Daten aus unterschiedlichen Quellen effizient zu verwalten, gilt derzeit als größte Herausforderung bei der Datennutzung, wie die Studie belegt. Demnach bereitet 63 Prozent der Unternehmen beim Risikomanagement vor allem die Konsolidierung verteilter und heterogener Daten Kopfzerbrechen. Als weitere Herausforderungen gelten die Verwaltung des wachsenden Datenvolumens (51 Prozent der Nennungen) sowie die Integration aktueller Daten (47 Prozent).
In Bezug auf die Kundenbetreuung – einschließlich einer 360-Grad-Sicht auf jeden einzelnen Kunden – gilt die Konsolidierung unterschiedlicher Daten ebenfalls als größte Herausforderung (46 Prozent der Nennungen). An zweiter Stelle stehen das Echtzeitdaten-Management und die Verwaltung der Datenmenge (jeweils 44 Prozent der Nennungen). Bei der Einhaltung der Compliance-Vorgaben fällt es vor allem schwer, die Beschaffung von konsistenten Metadaten und die Semantik sicherzustellen (56 Prozent der Nennungen). Als sehr herausfordernd gelten auch die Datenabgrenzung und Dokumentation des Datenmanagement-Prozesses (50 Prozent der Nennungen) sowie die Reduktion von Fehlern und manuellen Abläufen (42 Prozent).
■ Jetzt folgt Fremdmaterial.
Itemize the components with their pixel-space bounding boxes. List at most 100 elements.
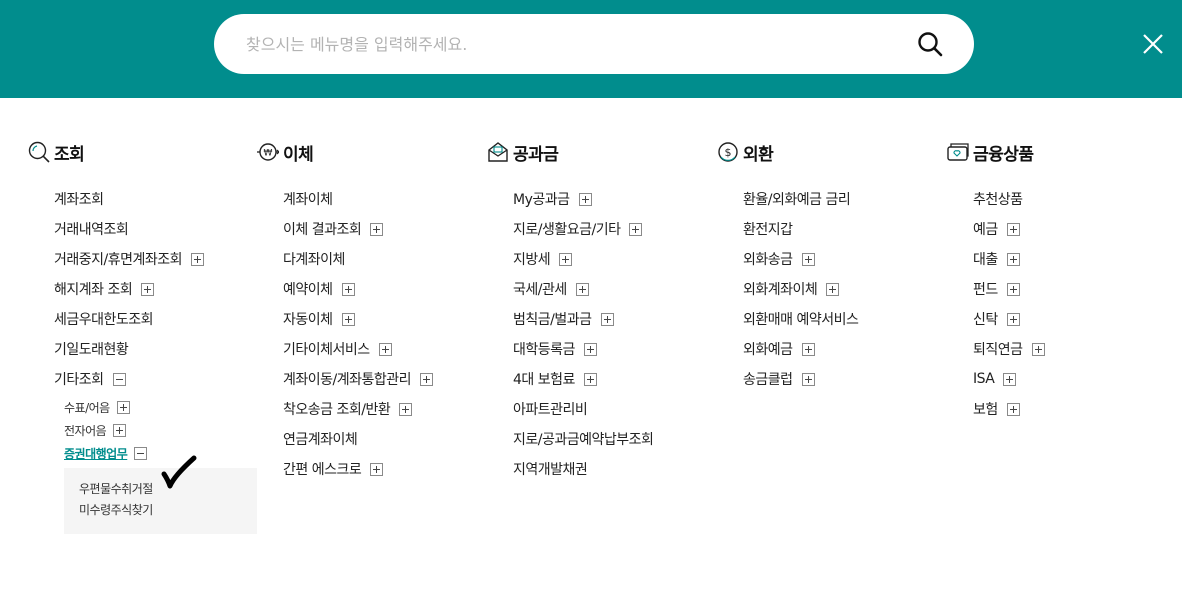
- column-title[interactable]: 외환: [743, 140, 774, 165]
- expand-icon[interactable]: [1003, 372, 1017, 386]
- submenu-item[interactable]: 수표/어음: [64, 396, 257, 419]
- expand-icon[interactable]: [559, 252, 573, 266]
- menu-item-label: 국세/관세: [513, 282, 567, 298]
- expand-icon[interactable]: [116, 401, 130, 414]
- menu-item[interactable]: 계좌조회: [54, 184, 257, 214]
- menu-item[interactable]: 대학등록금: [513, 334, 653, 364]
- expand-icon[interactable]: [600, 312, 614, 326]
- menu-item[interactable]: 거래내역조회: [54, 214, 257, 244]
- menu-item[interactable]: 세금우대한도조회: [54, 304, 257, 334]
- menu-item[interactable]: 4대 보험료: [513, 364, 653, 394]
- expand-icon[interactable]: [141, 282, 155, 296]
- menu-item[interactable]: 환전지갑: [743, 214, 858, 244]
- menu-item-label: 펀드: [973, 282, 998, 298]
- search-input[interactable]: [246, 14, 886, 74]
- menu-column-transfer: ₩ 이체 계좌이체 이체 결과조회 다계좌이체 예약이체 자동이체 기타이체서비…: [257, 140, 434, 484]
- expand-icon[interactable]: [1006, 222, 1020, 236]
- collapse-icon[interactable]: [112, 372, 126, 386]
- menu-item[interactable]: 펀드: [973, 274, 1045, 304]
- menu-item[interactable]: 지로/공과금예약납부조회: [513, 424, 654, 454]
- search-box: [214, 14, 974, 74]
- expand-icon[interactable]: [420, 372, 434, 386]
- menu-item[interactable]: 계좌이동/계좌통합관리: [283, 364, 434, 394]
- menu-item[interactable]: 계좌이체: [283, 184, 433, 214]
- menu-item[interactable]: 외화계좌이체: [743, 274, 858, 304]
- menu-item[interactable]: 착오송금 조회/반환: [283, 394, 433, 424]
- menu-column-products: 금융상품 추천상품 예금 대출 펀드 신탁 퇴직연금 ISA 보험: [947, 140, 1045, 424]
- expand-icon[interactable]: [370, 462, 384, 476]
- expand-icon[interactable]: [826, 282, 840, 296]
- menu-item[interactable]: 해지계좌 조회: [54, 274, 257, 304]
- expand-icon[interactable]: [341, 282, 355, 296]
- menu-item[interactable]: 추천상품: [973, 184, 1045, 214]
- menu-item[interactable]: 지역개발채권: [513, 454, 653, 484]
- menu-item[interactable]: 이체 결과조회: [283, 214, 433, 244]
- menu-item-label: 4대 보험료: [513, 372, 575, 388]
- expand-icon[interactable]: [378, 342, 392, 356]
- submenu-item[interactable]: 전자어음: [64, 419, 257, 442]
- menu-item-label: ISA: [973, 371, 995, 387]
- menu-item-label: 착오송금 조회/반환: [283, 402, 391, 418]
- expand-icon[interactable]: [370, 222, 384, 236]
- menu-item[interactable]: 보험: [973, 394, 1045, 424]
- expand-icon[interactable]: [801, 252, 815, 266]
- expand-icon[interactable]: [341, 312, 355, 326]
- column-title[interactable]: 공과금: [513, 140, 559, 165]
- menu-item[interactable]: 연금계좌이체: [283, 424, 433, 454]
- menu-item[interactable]: 외화예금: [743, 334, 858, 364]
- expand-icon[interactable]: [801, 342, 815, 356]
- expand-icon[interactable]: [399, 402, 413, 416]
- column-title[interactable]: 금융상품: [973, 140, 1034, 165]
- expand-icon[interactable]: [575, 282, 589, 296]
- menu-item[interactable]: 아파트관리비: [513, 394, 653, 424]
- menu-item[interactable]: 자동이체: [283, 304, 433, 334]
- close-icon[interactable]: [1141, 32, 1165, 56]
- menu-item[interactable]: 지로/생활요금/기타: [513, 214, 653, 244]
- menu-item-label: 이체 결과조회: [283, 222, 362, 238]
- menu-item[interactable]: 국세/관세: [513, 274, 653, 304]
- menu-item[interactable]: 퇴직연금: [973, 334, 1045, 364]
- expand-icon[interactable]: [578, 192, 592, 206]
- menu-item[interactable]: 기타이체서비스: [283, 334, 433, 364]
- svg-text:$: $: [725, 146, 732, 159]
- expand-icon[interactable]: [629, 222, 643, 236]
- menu-item[interactable]: 기일도래현황: [54, 334, 257, 364]
- menu-item-label: 세금우대한도조회: [54, 312, 154, 328]
- menu-item[interactable]: 환율/외화예금 금리: [743, 184, 858, 214]
- collapse-icon[interactable]: [134, 447, 148, 460]
- inquiry-icon: [28, 141, 50, 163]
- menu-item[interactable]: 송금클럽: [743, 364, 858, 394]
- expand-icon[interactable]: [191, 252, 205, 266]
- column-header: 공과금: [487, 140, 653, 165]
- expand-icon[interactable]: [1031, 342, 1045, 356]
- expand-icon[interactable]: [113, 424, 127, 437]
- menu-item-label: 거래내역조회: [54, 222, 129, 238]
- expand-icon[interactable]: [583, 372, 597, 386]
- column-title[interactable]: 조회: [54, 140, 85, 165]
- menu-item[interactable]: 예약이체: [283, 274, 433, 304]
- expand-icon[interactable]: [1006, 282, 1020, 296]
- search-icon[interactable]: [916, 30, 944, 58]
- expand-icon[interactable]: [1006, 402, 1020, 416]
- submenu-link[interactable]: 미수령주식찾기: [79, 499, 257, 520]
- column-title[interactable]: 이체: [283, 140, 314, 165]
- menu-item-label: 기타조회: [54, 372, 104, 388]
- expand-icon[interactable]: [801, 372, 815, 386]
- expand-icon[interactable]: [1006, 252, 1020, 266]
- menu-item[interactable]: 예금: [973, 214, 1045, 244]
- menu-item[interactable]: 다계좌이체: [283, 244, 433, 274]
- menu-item[interactable]: 외화송금: [743, 244, 858, 274]
- menu-item[interactable]: 외환매매 예약서비스: [743, 304, 859, 334]
- menu-item[interactable]: 기타조회: [54, 364, 257, 394]
- menu-item[interactable]: My공과금: [513, 184, 653, 214]
- menu-item-label: 환전지갑: [743, 222, 793, 238]
- menu-item[interactable]: 신탁: [973, 304, 1045, 334]
- menu-item[interactable]: 거래중지/휴면계좌조회: [54, 244, 257, 274]
- menu-item[interactable]: 간편 에스크로: [283, 454, 433, 484]
- menu-item[interactable]: 지방세: [513, 244, 653, 274]
- menu-item[interactable]: ISA: [973, 364, 1045, 394]
- expand-icon[interactable]: [583, 342, 597, 356]
- menu-item[interactable]: 대출: [973, 244, 1045, 274]
- expand-icon[interactable]: [1006, 312, 1020, 326]
- menu-item[interactable]: 범칙금/벌과금: [513, 304, 653, 334]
Hoher Personaleinsatz in der Datenverarbeitung
Hinzu kommt die Problematik, dass die Data Scientists der Finanzdienstleister einen viel zu großen Teil ihrer kostbaren Zeit mit Datenbereinigungsaufgaben verbringen, die nicht wertschöpfend und mit viel Aufwand verbunden sind. Das Erfassen von Daten aus verschiedenen internen Systemen, das Aggregieren dieser Daten sowie das Prüfen ihrer Zweckmäßigkeit dauert oft Wochen oder gar Monate.
Entsprechend viel Personal wird benötigt, um die Daten so zu verarbeiten, dass sie den Anforderungen der Business-Stakeholder gerecht werden: 66 Prozent der Führungskräfte gaben an, dass in ihren Unternehmen zwischen sechs und neun Personen – Angestellte sowie externe Berater – mit der Integration und Aufbereitung von Daten beschäftigt sind. In Deutschland sagten dies sogar 84 Prozent der Befragten. Und 41 Prozent erklärten, dass ihre Daten- und IT-Experten bis zur Hälfte ihrer Arbeitszeit mit der Bearbeitung der Datenanfragen von Business-Stakeholdern verbringen.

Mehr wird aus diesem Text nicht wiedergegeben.